Of course, there are other laws as well that require postings to be set up.  Rather than address each law separately, consider using a company that specializes in such posters, like G.Neil. 

  • For training: The training requirements only apply to employers who have 50 or more employees and apply only to supervisory employees.  (This does not mean that employers who have less than 50 should NOT provide the training; instead, it means that they are not required to conduct such training.) 

Specifically, within 6 months of a new supervisor being hired or an employee being promoted to a supervisory position, the employee must receive at least two hours of training.  The format of the training is fairly rigid; according to the regulations:

Such training and education shall be conducted in a classroom-like setting, using clear and understandable language and in a format that allows participants to ask questions and receive answers.

Since that time, the CHRO has indicated, in an informal opinion, that some e-learning training may satisfy this requirement.  Regardless, the training must also include discussion of six discrete topics such as what the state and federal laws say, what types of conduct could be considered sexual harassment, and discussing strategies for preventing such harassment.
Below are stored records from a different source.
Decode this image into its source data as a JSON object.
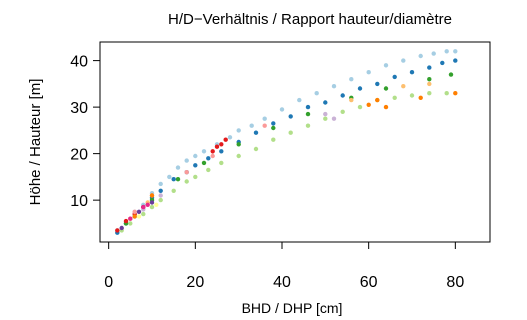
{
  "chart_data": {
    "type": "scatter",
    "title": "H/D−Verhältnis / Rapport hauteur/diamètre",
    "xlabel": "BHD / DHP [cm]",
    "ylabel": "Höhe / Hauteur [m]",
    "xlim": [
      -2,
      88
    ],
    "ylim": [
      1,
      44
    ],
    "xticks": [
      "0",
      "20",
      "40",
      "60",
      "80"
    ],
    "yticks": [
      "10",
      "20",
      "30",
      "40"
    ],
    "grid": false,
    "legend": "none",
    "colors": {
      "light_blue": "#a6cee3",
      "dark_blue": "#1f78b4",
      "light_green": "#b2df8a",
      "green": "#33a02c",
      "pink": "#fb9a99",
      "red": "#e31a1c",
      "light_orange": "#fdbf6f",
      "orange": "#ff7f00",
      "lavender": "#cab2d6",
      "purple": "#6a3d9a",
      "yellow": "#ffff99",
      "magenta": "#e7298a"
    },
    "series": [
      {
        "color": "#a6cee3",
        "x": [
          2,
          4,
          6,
          8,
          10,
          12,
          14,
          16,
          18,
          20,
          22,
          25,
          28,
          30,
          33,
          36,
          40,
          44,
          48,
          52,
          56,
          60,
          64,
          68,
          72,
          75,
          78,
          80
        ],
        "y": [
          3.5,
          5,
          7.5,
          9,
          11.5,
          13.5,
          15,
          17,
          18.5,
          19.5,
          20.5,
          22,
          23.5,
          25,
          26,
          27.5,
          29.5,
          31.5,
          33,
          34.5,
          36,
          37.5,
          39,
          40,
          41,
          41.5,
          42,
          42
        ]
      },
      {
        "color": "#1f78b4",
        "x": [
          2,
          4,
          6,
          8,
          10,
          12,
          15,
          18,
          20,
          23,
          26,
          30,
          34,
          38,
          42,
          46,
          50,
          54,
          58,
          62,
          66,
          70,
          74,
          77,
          80
        ],
        "y": [
          3,
          5,
          6.5,
          8.5,
          10.5,
          12,
          14.5,
          16,
          17.5,
          19,
          20.5,
          22.5,
          24.5,
          26.5,
          28,
          30,
          31,
          32.5,
          34,
          35,
          36.5,
          37.5,
          38.5,
          39.5,
          40
        ]
      },
      {
        "color": "#b2df8a",
        "x": [
          3,
          5,
          8,
          10,
          12,
          15,
          18,
          20,
          23,
          26,
          30,
          34,
          38,
          42,
          46,
          50,
          54,
          58,
          62,
          66,
          70,
          74,
          78
        ],
        "y": [
          3.5,
          5,
          7,
          8.5,
          10,
          12,
          14,
          15,
          16.5,
          18,
          19.5,
          21,
          23,
          24.5,
          26,
          27.5,
          29,
          30,
          31.5,
          32,
          32.5,
          33,
          33
        ]
      },
      {
        "color": "#33a02c",
        "x": [
          4,
          10,
          16,
          22,
          30,
          38,
          46,
          56,
          64,
          74,
          79
        ],
        "y": [
          5,
          10,
          14.5,
          18,
          22,
          25.5,
          28.5,
          32,
          34,
          36,
          37
        ]
      },
      {
        "color": "#e31a1c",
        "x": [
          2,
          4,
          6,
          8,
          24,
          25,
          26,
          27
        ],
        "y": [
          3.5,
          5.5,
          7,
          8.5,
          20.5,
          21.5,
          22,
          23
        ]
      },
      {
        "color": "#fb9a99",
        "x": [
          6,
          10,
          18,
          24,
          36
        ],
        "y": [
          7.5,
          11,
          16,
          19.5,
          26
        ]
      },
      {
        "color": "#ff7f00",
        "x": [
          6,
          10,
          60,
          62,
          64,
          72,
          80
        ],
        "y": [
          6.5,
          11,
          30.5,
          31.5,
          30,
          32,
          33
        ]
      },
      {
        "color": "#fdbf6f",
        "x": [
          5,
          9,
          56,
          68,
          74
        ],
        "y": [
          6,
          9.5,
          31.5,
          34.5,
          35
        ]
      },
      {
        "color": "#cab2d6",
        "x": [
          8,
          12,
          50,
          52
        ],
        "y": [
          8,
          11,
          28.5,
          27.5
        ]
      },
      {
        "color": "#6a3d9a",
        "x": [
          3,
          7,
          10
        ],
        "y": [
          4,
          7.5,
          9.5
        ]
      },
      {
        "color": "#e7298a",
        "x": [
          5,
          8,
          9
        ],
        "y": [
          6,
          8.5,
          9
        ]
      },
      {
        "color": "#ffff99",
        "x": [
          7,
          11
        ],
        "y": [
          6.5,
          9
        ]
      }
    ]
  }
}
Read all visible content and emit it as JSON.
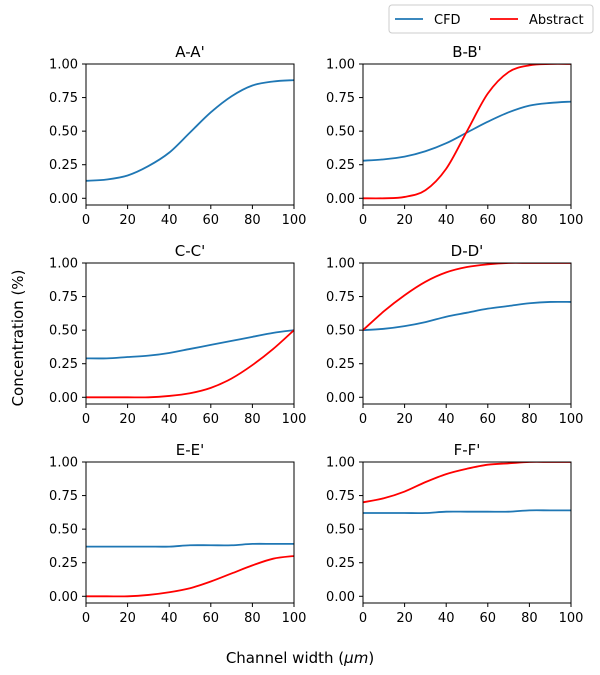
{
  "figure": {
    "ylabel": "Concentration (%)",
    "xlabel_text": "Channel width (",
    "xlabel_unit": "μm",
    "xlabel_close": ")"
  },
  "legend": {
    "placement": "top-right",
    "entries": [
      {
        "label": "CFD",
        "color": "#1f77b4"
      },
      {
        "label": "Abstract",
        "color": "#ff0000"
      }
    ]
  },
  "chart_data": [
    {
      "type": "line",
      "title": "A-A'",
      "xlim": [
        0,
        100
      ],
      "ylim": [
        -0.05,
        1.0
      ],
      "xticks": [
        "0",
        "20",
        "40",
        "60",
        "80",
        "100"
      ],
      "yticks": [
        "0.00",
        "0.25",
        "0.50",
        "0.75",
        "1.00"
      ],
      "x": [
        0,
        10,
        20,
        30,
        40,
        50,
        60,
        70,
        80,
        90,
        100
      ],
      "series": [
        {
          "name": "CFD",
          "color": "#1f77b4",
          "values": [
            0.13,
            0.14,
            0.17,
            0.24,
            0.34,
            0.49,
            0.64,
            0.76,
            0.84,
            0.87,
            0.88
          ]
        }
      ]
    },
    {
      "type": "line",
      "title": "B-B'",
      "xlim": [
        0,
        100
      ],
      "ylim": [
        -0.05,
        1.0
      ],
      "xticks": [
        "0",
        "20",
        "40",
        "60",
        "80",
        "100"
      ],
      "yticks": [
        "0.00",
        "0.25",
        "0.50",
        "0.75",
        "1.00"
      ],
      "x": [
        0,
        10,
        20,
        30,
        40,
        50,
        60,
        70,
        80,
        90,
        100
      ],
      "series": [
        {
          "name": "CFD",
          "color": "#1f77b4",
          "values": [
            0.28,
            0.29,
            0.31,
            0.35,
            0.41,
            0.49,
            0.57,
            0.64,
            0.69,
            0.71,
            0.72
          ]
        },
        {
          "name": "Abstract",
          "color": "#ff0000",
          "values": [
            0.0,
            0.0,
            0.01,
            0.06,
            0.22,
            0.5,
            0.78,
            0.94,
            0.99,
            1.0,
            1.0
          ]
        }
      ]
    },
    {
      "type": "line",
      "title": "C-C'",
      "xlim": [
        0,
        100
      ],
      "ylim": [
        -0.05,
        1.0
      ],
      "xticks": [
        "0",
        "20",
        "40",
        "60",
        "80",
        "100"
      ],
      "yticks": [
        "0.00",
        "0.25",
        "0.50",
        "0.75",
        "1.00"
      ],
      "x": [
        0,
        10,
        20,
        30,
        40,
        50,
        60,
        70,
        80,
        90,
        100
      ],
      "series": [
        {
          "name": "CFD",
          "color": "#1f77b4",
          "values": [
            0.29,
            0.29,
            0.3,
            0.31,
            0.33,
            0.36,
            0.39,
            0.42,
            0.45,
            0.48,
            0.5
          ]
        },
        {
          "name": "Abstract",
          "color": "#ff0000",
          "values": [
            0.0,
            0.0,
            0.0,
            0.0,
            0.01,
            0.03,
            0.07,
            0.14,
            0.24,
            0.36,
            0.5
          ]
        }
      ]
    },
    {
      "type": "line",
      "title": "D-D'",
      "xlim": [
        0,
        100
      ],
      "ylim": [
        -0.05,
        1.0
      ],
      "xticks": [
        "0",
        "20",
        "40",
        "60",
        "80",
        "100"
      ],
      "yticks": [
        "0.00",
        "0.25",
        "0.50",
        "0.75",
        "1.00"
      ],
      "x": [
        0,
        10,
        20,
        30,
        40,
        50,
        60,
        70,
        80,
        90,
        100
      ],
      "series": [
        {
          "name": "CFD",
          "color": "#1f77b4",
          "values": [
            0.5,
            0.51,
            0.53,
            0.56,
            0.6,
            0.63,
            0.66,
            0.68,
            0.7,
            0.71,
            0.71
          ]
        },
        {
          "name": "Abstract",
          "color": "#ff0000",
          "values": [
            0.5,
            0.64,
            0.76,
            0.86,
            0.93,
            0.97,
            0.99,
            1.0,
            1.0,
            1.0,
            1.0
          ]
        }
      ]
    },
    {
      "type": "line",
      "title": "E-E'",
      "xlim": [
        0,
        100
      ],
      "ylim": [
        -0.05,
        1.0
      ],
      "xticks": [
        "0",
        "20",
        "40",
        "60",
        "80",
        "100"
      ],
      "yticks": [
        "0.00",
        "0.25",
        "0.50",
        "0.75",
        "1.00"
      ],
      "x": [
        0,
        10,
        20,
        30,
        40,
        50,
        60,
        70,
        80,
        90,
        100
      ],
      "series": [
        {
          "name": "CFD",
          "color": "#1f77b4",
          "values": [
            0.37,
            0.37,
            0.37,
            0.37,
            0.37,
            0.38,
            0.38,
            0.38,
            0.39,
            0.39,
            0.39
          ]
        },
        {
          "name": "Abstract",
          "color": "#ff0000",
          "values": [
            0.0,
            0.0,
            0.0,
            0.01,
            0.03,
            0.06,
            0.11,
            0.17,
            0.23,
            0.28,
            0.3
          ]
        }
      ]
    },
    {
      "type": "line",
      "title": "F-F'",
      "xlim": [
        0,
        100
      ],
      "ylim": [
        -0.05,
        1.0
      ],
      "xticks": [
        "0",
        "20",
        "40",
        "60",
        "80",
        "100"
      ],
      "yticks": [
        "0.00",
        "0.25",
        "0.50",
        "0.75",
        "1.00"
      ],
      "x": [
        0,
        10,
        20,
        30,
        40,
        50,
        60,
        70,
        80,
        90,
        100
      ],
      "series": [
        {
          "name": "CFD",
          "color": "#1f77b4",
          "values": [
            0.62,
            0.62,
            0.62,
            0.62,
            0.63,
            0.63,
            0.63,
            0.63,
            0.64,
            0.64,
            0.64
          ]
        },
        {
          "name": "Abstract",
          "color": "#ff0000",
          "values": [
            0.7,
            0.73,
            0.78,
            0.85,
            0.91,
            0.95,
            0.98,
            0.99,
            1.0,
            1.0,
            1.0
          ]
        }
      ]
    }
  ]
}
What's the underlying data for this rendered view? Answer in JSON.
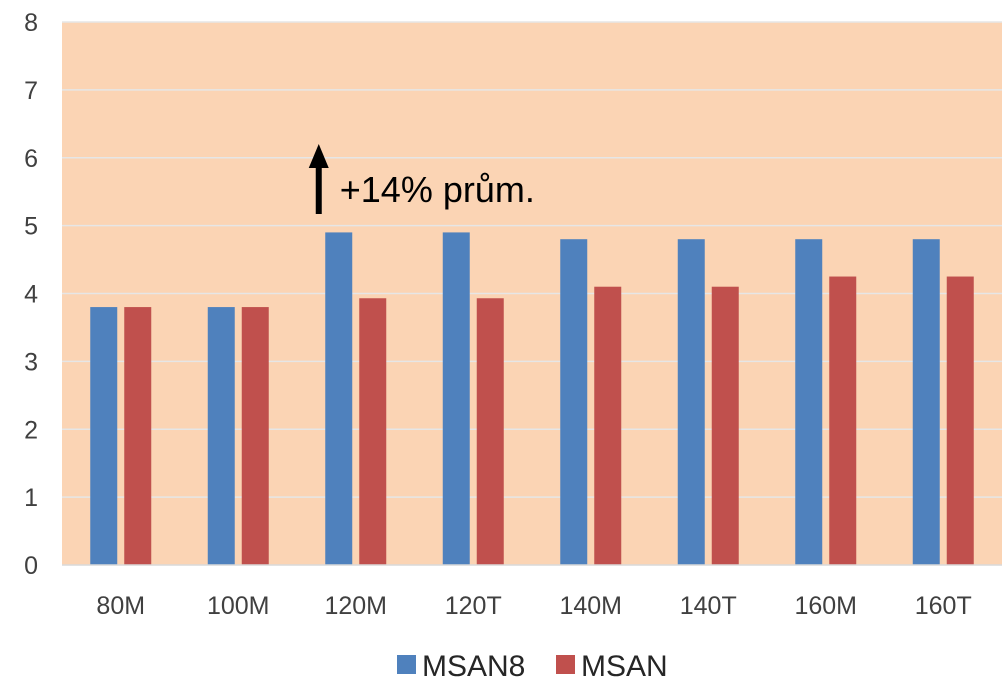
{
  "chart_data": {
    "type": "bar",
    "categories": [
      "80M",
      "100M",
      "120M",
      "120T",
      "140M",
      "140T",
      "160M",
      "160T"
    ],
    "series": [
      {
        "name": "MSAN8",
        "values": [
          3.8,
          3.8,
          4.9,
          4.9,
          4.8,
          4.8,
          4.8,
          4.8
        ],
        "color": "#4F81BD"
      },
      {
        "name": "MSAN",
        "values": [
          3.8,
          3.8,
          3.93,
          3.93,
          4.1,
          4.1,
          4.25,
          4.25
        ],
        "color": "#C0504D"
      }
    ],
    "ylim": [
      0,
      8
    ],
    "yticks": [
      0,
      1,
      2,
      3,
      4,
      5,
      6,
      7,
      8
    ],
    "grid": true,
    "plot_background": "#FBD4B4",
    "legend": "bottom",
    "annotation": {
      "text": "+14% prům.",
      "arrow": "up-arrow-icon",
      "near_category": "120M"
    }
  }
}
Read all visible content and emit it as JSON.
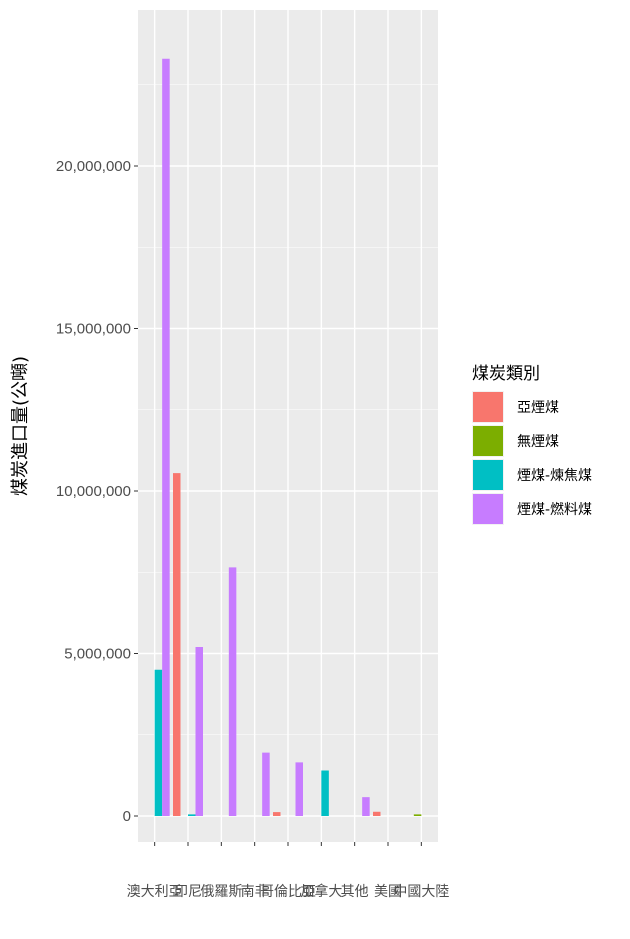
{
  "chart_data": {
    "type": "bar",
    "ylabel": "煤炭進口量(公噸)",
    "xlabel": "",
    "ylim": [
      -800000,
      24800000
    ],
    "yticks": [
      0,
      5000000,
      10000000,
      15000000,
      20000000
    ],
    "ytick_labels": [
      "0",
      "5,000,000",
      "10,000,000",
      "15,000,000",
      "20,000,000"
    ],
    "categories": [
      "澳大利亞",
      "印尼",
      "俄羅斯",
      "南非",
      "哥倫比亞",
      "加拿大",
      "其他",
      "美國",
      "中國大陸"
    ],
    "legend_title": "煤炭類別",
    "legend_position": "right",
    "series": [
      {
        "name": "亞煙煤",
        "color": "#F8766D",
        "values": [
          null,
          10550000,
          null,
          null,
          120000,
          null,
          null,
          130000,
          null
        ]
      },
      {
        "name": "無煙煤",
        "color": "#7CAE00",
        "values": [
          null,
          null,
          null,
          null,
          null,
          null,
          null,
          null,
          50000
        ]
      },
      {
        "name": "煙煤-煉焦煤",
        "color": "#00BFC4",
        "values": [
          4500000,
          50000,
          null,
          null,
          null,
          1400000,
          null,
          null,
          null
        ]
      },
      {
        "name": "煙煤-燃料煤",
        "color": "#C77CFF",
        "values": [
          23300000,
          5200000,
          7650000,
          1950000,
          1650000,
          null,
          580000,
          null,
          null
        ]
      }
    ],
    "panel_background": "#EBEBEB",
    "grid": true
  }
}
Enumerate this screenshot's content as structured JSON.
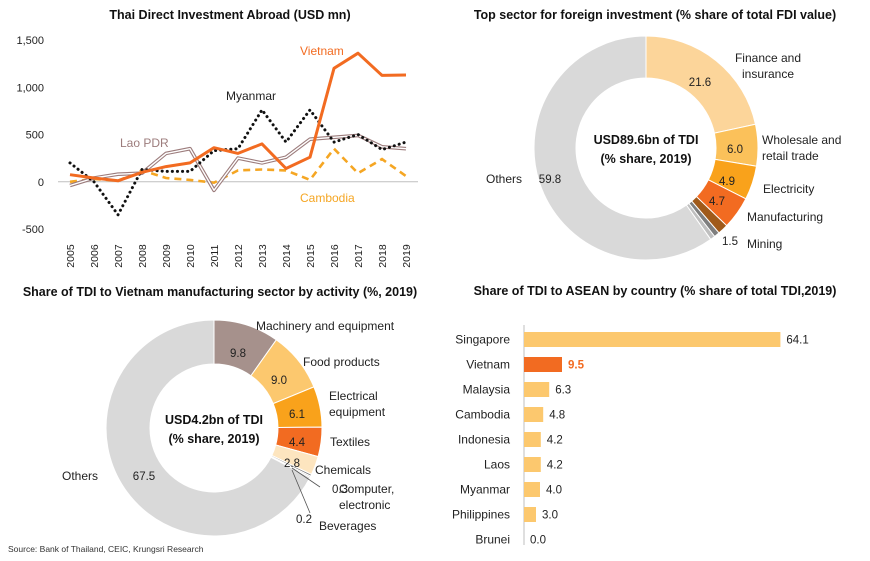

Here the kicker: The regulations suggest (but do not mandate) that such training be updated for ALL supervisory employees every three years.   What does this mean? It means that if an employer wants to project an image that it has a strong policy against sexual harassment, it should follow this advisory regulation to show that it is doing above and beyond what is required.

The regulations also suggest (but do not mandate) that records be kept of the training. Again, the regulations suggest a course of action that employers would be wise to follow.

Certainly, the workplace has changed in the 16 years since the issues surrounding Supreme Court Justice Clarence Thomas and Professor Anita Hill became so widely publicized. But for employers in Connecticut, sustained vigilance is needed to make sure these changes and the progress that has been made, stick.